Bringing care as close as your phone
By Louise Kinross
Holland Bloorview families who live a distance from the hospital are benefiting from convenient virtual visits with clinicians.
"For continuity of care, medication management, or if a family member can't attend a feedback appointment, this is a seamless approach that addresses geographical barriers and time spent travelling," says Sharon Smile, a developmental pediatrician in our child development program. Sharon, who works with many families with children with autism, says it also eliminates stress for kids who find changes in routine, and new environments, difficult.
"Virtual care is in our strategic plan as a way to personalize pathways," she says. Over 300 visits have been done since January.
Clinicians use the Ontario Telemedicine Network to connect with families on a computer, iPad or cell phone. "It may be in a safe space in their home, or in a closed room at their work, maintaining confidentiality," Sharon says. "We can see and hear each other as if it were in person. It's just another ordinary way to talk to patients.
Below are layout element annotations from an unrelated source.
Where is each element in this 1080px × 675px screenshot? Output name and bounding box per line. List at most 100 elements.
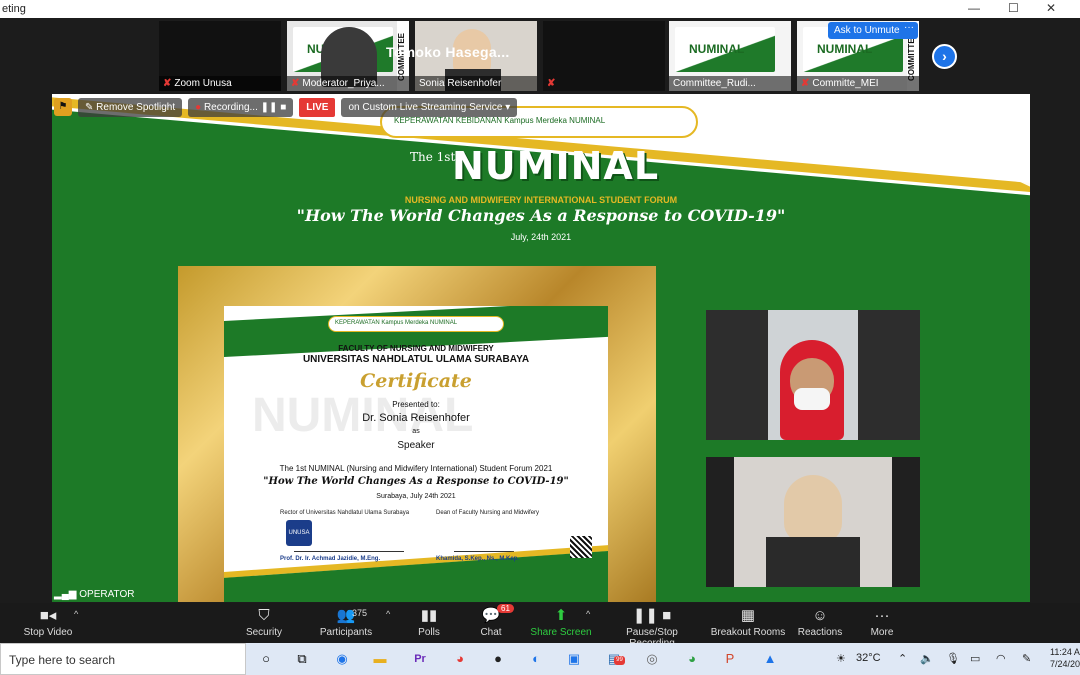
more-options-button[interactable]: ··· [900, 22, 918, 39]
shield-icon: ⛉ [258, 607, 270, 624]
video-thumb-tomoko[interactable]: ✘ [542, 20, 666, 92]
chevron-down-icon: ▾ [505, 101, 511, 113]
window-title: eting [2, 3, 26, 15]
notification-badge: 99 [614, 656, 625, 665]
certificate: KEPERAWATAN Kampus Merdeka NUMINAL NUMIN… [224, 306, 608, 602]
meeting-stage: ✘Zoom Unusa NUMINAL COMMITTEE ✘Moderator… [0, 18, 1080, 603]
signature-right [454, 528, 514, 552]
chat-unread-badge: 61 [497, 604, 514, 613]
certificate-theme: "How The World Changes As a Response to … [263, 476, 569, 487]
signature-left-name: Prof. Dr. Ir. Achmad Jazidie, M.Eng. [280, 556, 381, 562]
shared-screen: KEPERAWATAN KEBIDANAN Kampus Merdeka NUM… [52, 94, 1030, 602]
cortana-icon[interactable]: ○ [256, 650, 276, 668]
premiere-icon[interactable]: Pr [410, 650, 430, 668]
browser-app-icon[interactable]: ◉ [332, 650, 352, 668]
person-body [766, 537, 860, 587]
certificate-as: as [412, 428, 420, 435]
signal-icon: ▂▄▆ [54, 589, 80, 600]
signature-left-title: Rector of Universitas Nahdlatul Ulama Su… [280, 510, 410, 516]
thumb-name: ✘ [543, 76, 665, 91]
pause-stop-recording-button[interactable]: ❚❚ ■Pause/Stop Recording [604, 603, 700, 649]
video-thumb-zoom-unusa[interactable]: ✘ Zoom Unusa [158, 20, 282, 92]
edge-icon[interactable]: ◐ [526, 650, 546, 668]
chat-button[interactable]: 💬 61 Chat [451, 603, 531, 643]
meeting-toolbar: ■◂ Stop Video ^ ⛉ Security 👥 375 Participant… [0, 603, 1080, 649]
shield-icon[interactable]: ⚑ [54, 98, 72, 116]
file-explorer-icon[interactable]: ▬ [370, 650, 390, 668]
security-button[interactable]: ⛉ Security [224, 603, 304, 643]
certificate-presented: Presented to: [392, 400, 440, 409]
taskbar-clock[interactable]: 11:24 A 7/24/20 [1050, 646, 1080, 670]
signature-right-name: Khamida, S.Kep., Ns., M.Kep. [436, 556, 520, 562]
certificate-place-date: Surabaya, July 24th 2021 [376, 493, 456, 500]
breakout-rooms-button[interactable]: ▦ Breakout Rooms [708, 603, 788, 643]
spotlight-icon: ✎ [85, 101, 97, 113]
wifi-icon[interactable]: ◠ [996, 652, 1006, 665]
live-stream-dropdown[interactable]: on Custom Live Streaming Service ▾ [341, 97, 518, 117]
maximize-icon[interactable]: ☐ [1008, 1, 1019, 15]
taskbar-search-input[interactable]: Type here to search [0, 643, 246, 675]
recording-indicator[interactable]: ● Recording... ❚❚ ■ [188, 97, 294, 117]
thumb-name: ✘ Zoom Unusa [159, 76, 281, 91]
remove-spotlight-button[interactable]: ✎ Remove Spotlight [78, 97, 183, 117]
powerpoint-icon[interactable]: P [720, 650, 740, 668]
close-icon[interactable]: ✕ [1046, 1, 1056, 15]
certificate-heading: Certificate [360, 370, 472, 392]
face-mask [794, 388, 830, 410]
thumb-name: ✘ Moderator_Priya... [287, 76, 409, 91]
temperature[interactable]: 32°C [856, 652, 881, 664]
next-page-button[interactable]: › [932, 44, 957, 69]
grid-icon: ▦ [740, 607, 756, 624]
qr-code [570, 536, 592, 558]
minimize-icon[interactable]: — [968, 1, 980, 15]
banner-date: July, 24th 2021 [510, 232, 572, 242]
certificate-university: UNIVERSITAS NAHDLATUL ULAMA SURABAYA [302, 354, 530, 365]
certificate-event: The 1st NUMINAL (Nursing and Midwifery I… [279, 464, 553, 473]
share-options-caret[interactable]: ^ [586, 609, 590, 619]
clock-date: 7/24/20 [1050, 659, 1080, 669]
participants-count: 375 [352, 608, 368, 618]
task-view-icon[interactable]: ⧉ [292, 650, 312, 668]
muted-mic-icon: ✘ [547, 78, 556, 89]
pause-icon[interactable]: ❚❚ [261, 102, 278, 113]
clock-time: 11:24 A [1050, 647, 1080, 657]
battery-icon[interactable]: ▭ [970, 652, 980, 665]
spotlight-controls: ⚑ ✎ Remove Spotlight ● Recording... ❚❚ ■… [54, 96, 518, 118]
window-titlebar: eting — ☐ ✕ [0, 0, 1080, 18]
signature-left [294, 528, 404, 552]
muted-mic-icon: ✘ [163, 78, 172, 89]
more-button[interactable]: ··· More [842, 603, 922, 643]
image-viewer-icon[interactable]: ▲ [760, 650, 780, 668]
video-tile-speaker-1[interactable] [706, 310, 920, 440]
stop-icon[interactable]: ■ [280, 102, 286, 113]
thumb-name: Sonia Reisenhofer [415, 76, 537, 91]
obs-icon[interactable]: ● [488, 650, 508, 668]
chrome-icon-2[interactable]: ◕ [682, 650, 702, 668]
video-tile-speaker-2[interactable] [706, 457, 920, 587]
weather-icon: ☀ [836, 653, 846, 665]
numinal-mini-slide: NUMINAL [675, 27, 775, 72]
zoom-app-icon[interactable]: ▣ [564, 650, 584, 668]
pen-icon[interactable]: ✎ [1022, 652, 1031, 665]
certificate-faculty: FACULTY OF NURSING AND MIDWIFERY [338, 344, 494, 353]
pause-stop-icon: ❚❚ ■ [632, 607, 672, 624]
thumb-name: Committee_Rudi... [669, 76, 791, 91]
speaker-icon[interactable]: 🔈 [920, 652, 934, 665]
video-options-caret[interactable]: ^ [74, 609, 78, 619]
video-thumb-committee-rudi[interactable]: NUMINAL Committee_Rudi... [668, 20, 792, 92]
tray-expand-icon[interactable]: ⌃ [898, 652, 907, 665]
chrome-icon-1[interactable]: ◕ [450, 650, 470, 668]
participants-button[interactable]: 👥 375 Participants [306, 603, 386, 643]
ask-to-unmute-button[interactable]: Ask to Unmute [828, 22, 906, 39]
participants-icon: 👥 [336, 607, 356, 624]
chevron-right-icon: › [942, 48, 947, 64]
live-badge[interactable]: LIVE [299, 97, 336, 117]
record-icon: ● [195, 101, 204, 113]
microphone-icon[interactable]: 🎙 [946, 652, 960, 665]
banner-the-1st: The 1st [410, 150, 456, 164]
banner-subtitle: NURSING AND MIDWIFERY INTERNATIONAL STUD… [404, 195, 678, 205]
app-icon[interactable]: ◎ [642, 650, 662, 668]
chat-bubble-icon: 💬 [481, 607, 501, 624]
banner-title: NUMINAL [452, 144, 660, 188]
signature-right-title: Dean of Faculty Nursing and Midwifery [436, 510, 540, 516]
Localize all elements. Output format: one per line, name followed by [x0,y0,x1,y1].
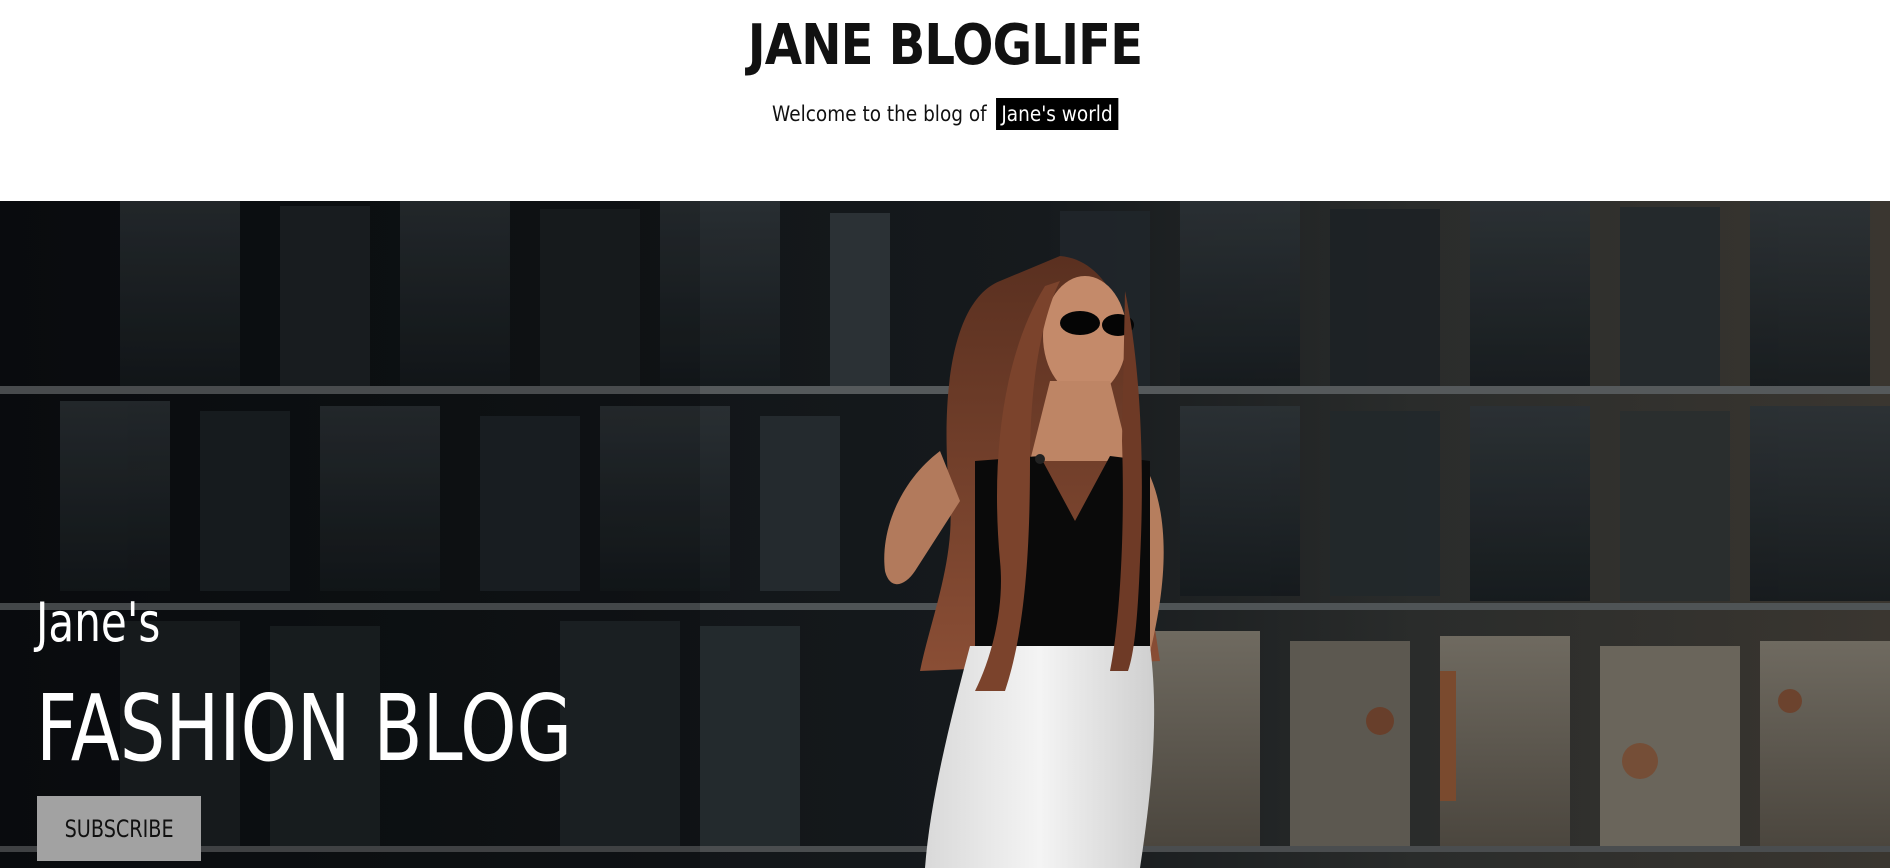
site-header: JANE BLOGLIFE Welcome to the blog of Jan… [0,0,1890,201]
subscribe-button[interactable]: SUBSCRIBE [37,796,201,861]
hero-banner: Jane's FASHION BLOG SUBSCRIBE [0,201,1890,868]
tagline-highlight: Jane's world [996,98,1118,130]
page: JANE BLOGLIFE Welcome to the blog of Jan… [0,0,1890,868]
tagline-text: Welcome to the blog of [772,102,987,126]
hero-kicker: Jane's [36,591,161,654]
site-title[interactable]: JANE BLOGLIFE [132,10,1757,82]
tagline: Welcome to the blog of Jane's world [113,98,1776,130]
hero-title: FASHION BLOG [36,675,573,782]
subscribe-button-label: SUBSCRIBE [64,814,174,843]
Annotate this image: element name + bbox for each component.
"For a clinician, it's important for me to see the parents' facial expressions to identify if they're understanding what I'm saying, and I think there's power in parents seeing me and hearing my voice as well." For families where English is a second language, Sharon can book an interpreter to sit beside her.
"The first thing parents say is 'Thank you,' because they appreciate that they don't have to miss a day from work, and we can schedule calls more flexibly, early in the morning or at lunch. We also do visits where other family members, like a grandmother, can sit in on the call."
Sharon says telehealth is also an essential tool in a research project she's spearheading called Learning to Eat At Home. "Between 70 to 90 per cent of children with autism have some kind of feeding challenge, and food selectivity is the most frequently reported challenge," she says. "In our research project, families bring their child in for an initial assessment. Then we create a program and deliver it through up to 12 virtual visits."
Depending on the cause of the child's issues, a Holland Bloorview behaviour therapist, or occupational therapist, or both, will teach strategies online to boost a child's food repertoire. "We may meet the family in their kitchen, or at the dining room table, or wherever the difficulty is occurring. With virtual care, we can see what's happening in the comfort of the family's home."
That's a huge improvement over accessing traditional services. "Right now we don't have a multidisciplinary feeding team available in the GTA through our academic centres, so care is fragmented," Sharon says. "Families may need to visit an occupational therapist, and a behaviour therapist, and a physician. Through telefeeding, we bring the specialists to the families when and where they need it most, in the home."
The Ontario Telemedicine Network is funded by the Canadian government.